Inter-Genic Or Non-Allelic Gene Interactions
Complementary Genes (9:7 Ratio): If two dominant genes present on different loci produce the same effect when present alone but interact to form a new trait when present together, they are called complementary genes, or complementation between two genes for the production of a particular phenotype is regarded as complementary genes.

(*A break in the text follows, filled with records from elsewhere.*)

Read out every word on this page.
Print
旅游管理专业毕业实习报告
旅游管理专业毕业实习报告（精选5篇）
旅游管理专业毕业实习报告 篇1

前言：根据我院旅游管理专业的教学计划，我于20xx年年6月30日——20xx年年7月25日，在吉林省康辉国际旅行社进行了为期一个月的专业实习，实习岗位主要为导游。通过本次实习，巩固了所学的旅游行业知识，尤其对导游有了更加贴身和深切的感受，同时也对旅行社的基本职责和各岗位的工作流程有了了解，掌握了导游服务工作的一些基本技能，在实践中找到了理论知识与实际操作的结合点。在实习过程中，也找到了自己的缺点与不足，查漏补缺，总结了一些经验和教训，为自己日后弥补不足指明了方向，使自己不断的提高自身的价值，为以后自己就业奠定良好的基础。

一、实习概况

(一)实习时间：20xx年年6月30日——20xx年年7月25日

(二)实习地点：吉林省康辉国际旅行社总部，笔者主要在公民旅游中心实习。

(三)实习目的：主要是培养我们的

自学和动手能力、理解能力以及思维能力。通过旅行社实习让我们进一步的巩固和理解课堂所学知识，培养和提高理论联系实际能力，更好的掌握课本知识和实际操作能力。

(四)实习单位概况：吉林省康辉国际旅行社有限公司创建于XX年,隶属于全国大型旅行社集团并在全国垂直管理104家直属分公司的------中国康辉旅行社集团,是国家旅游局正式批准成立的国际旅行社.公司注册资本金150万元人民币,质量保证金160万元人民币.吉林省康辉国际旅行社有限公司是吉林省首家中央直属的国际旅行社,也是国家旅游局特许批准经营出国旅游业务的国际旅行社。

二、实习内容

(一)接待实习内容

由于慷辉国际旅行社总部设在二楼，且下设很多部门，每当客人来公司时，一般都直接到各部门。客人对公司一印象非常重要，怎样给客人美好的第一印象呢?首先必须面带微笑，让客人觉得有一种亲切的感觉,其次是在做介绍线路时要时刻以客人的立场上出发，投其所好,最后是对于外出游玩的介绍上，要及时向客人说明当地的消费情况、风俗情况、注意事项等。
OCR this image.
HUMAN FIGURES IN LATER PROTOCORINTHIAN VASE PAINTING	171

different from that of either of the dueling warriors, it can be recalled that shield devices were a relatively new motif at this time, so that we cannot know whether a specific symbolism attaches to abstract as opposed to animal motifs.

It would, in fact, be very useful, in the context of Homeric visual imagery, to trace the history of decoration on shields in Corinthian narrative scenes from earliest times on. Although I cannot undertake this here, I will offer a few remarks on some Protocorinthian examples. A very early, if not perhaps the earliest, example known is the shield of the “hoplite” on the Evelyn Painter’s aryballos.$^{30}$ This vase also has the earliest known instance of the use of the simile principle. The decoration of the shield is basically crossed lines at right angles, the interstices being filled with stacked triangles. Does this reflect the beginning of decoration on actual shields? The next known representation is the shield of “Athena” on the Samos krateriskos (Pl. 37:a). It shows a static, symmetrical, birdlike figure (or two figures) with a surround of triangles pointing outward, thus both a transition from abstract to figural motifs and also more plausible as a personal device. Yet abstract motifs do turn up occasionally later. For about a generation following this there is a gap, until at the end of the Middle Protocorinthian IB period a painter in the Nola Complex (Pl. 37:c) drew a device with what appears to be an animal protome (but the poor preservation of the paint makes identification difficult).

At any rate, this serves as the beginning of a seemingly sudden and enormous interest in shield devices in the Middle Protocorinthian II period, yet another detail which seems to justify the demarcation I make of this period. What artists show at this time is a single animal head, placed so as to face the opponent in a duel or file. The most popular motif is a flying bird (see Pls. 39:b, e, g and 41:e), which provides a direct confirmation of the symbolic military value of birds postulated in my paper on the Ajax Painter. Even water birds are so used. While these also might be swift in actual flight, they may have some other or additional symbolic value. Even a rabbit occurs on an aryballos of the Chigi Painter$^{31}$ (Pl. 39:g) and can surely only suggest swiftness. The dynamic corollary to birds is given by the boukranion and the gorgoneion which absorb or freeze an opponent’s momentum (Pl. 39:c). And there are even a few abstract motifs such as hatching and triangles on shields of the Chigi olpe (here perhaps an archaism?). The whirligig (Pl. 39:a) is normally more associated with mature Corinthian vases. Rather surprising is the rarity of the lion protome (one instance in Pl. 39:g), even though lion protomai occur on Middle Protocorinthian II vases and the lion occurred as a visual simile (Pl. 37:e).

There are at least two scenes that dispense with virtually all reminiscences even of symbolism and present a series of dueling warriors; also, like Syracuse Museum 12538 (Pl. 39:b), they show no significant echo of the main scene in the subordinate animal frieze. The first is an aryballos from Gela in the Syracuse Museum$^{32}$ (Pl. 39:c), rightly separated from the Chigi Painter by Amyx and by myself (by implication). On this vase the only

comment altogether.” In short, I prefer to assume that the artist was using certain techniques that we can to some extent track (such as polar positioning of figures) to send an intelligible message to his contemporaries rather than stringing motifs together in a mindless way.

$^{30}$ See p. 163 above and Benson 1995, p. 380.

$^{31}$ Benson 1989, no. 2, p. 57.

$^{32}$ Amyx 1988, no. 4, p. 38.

Example: Flower colour in Pea. Bateson and Punnet (1906) made a cross between two white flowered varieties of sweet pea (Lathyrus odoratus) in which F1 progeny was purple flowered. The flower colour in L. odoratus is determined by two dominant genes C and P. When purple individuals of F1 are self-pollinated, they produce purple and white in the ratio of 9:7. Bateson assumed that 9:7 is merely the modification of Mendelian F2 ratio 9:3:3:1 in which the last three classes (3:3:1) have the same phenotypic ratio. The two white varieties of L. odoratus have the genotype CCpp and ccPP.
Here dominant gene C produces an enzyme that catalyzes the formation of colourless chromagen. Dominant gene P produces an oxidase enzyme that oxidizes chromagen into purple coloured anthocyanin, and thus purple colour is produced. This is confirmed by mixing the extract of the two types of flowers when purple colour is formed. Therefore, at least one C gene and one P gene must be present to produce purple flowers. The absence of any one or both results in white flowers.
Phenotypic ratio = 9 purple : 7 white
In Lathyrus odoratus, the complementary genes also show recessive epistasis. When either of the two genes in double recessive state (cc – , pp – , ccpp), the dominant allele of the other gene (cc P – , C – pp) is unable to express its effect. Consequently, the flower colour is white. When the epistatic effect is absent (C – P – ) the dominant alleles of both the genes become operational and produces purple colour of their joint activity.
Frequently Asked Questions
Inheritance is the transmission of genetic traits from parents to offspring.
Gregor Johann Mendel, who conducted experiments on pea plants.
- Law of Dominance – In heterozygotes, one allele (dominant) expresses itself while the other (recessive) is masked.
- Law of Segregation – Allele pairs separate during gamete formation and recombine at fertilization.
- Law of Independent Assortment – Genes for different traits assort independently during gamete formation.
A cross involving a single pair of contrasting traits (e.g., tall × dwarf pea plants). The F₂ ratio is 3:1 (phenotypic).
A cross involving two pairs of contrasting traits (e.g., seed color and shape in peas). The F₂ phenotypic ratio is 9:3:3:1.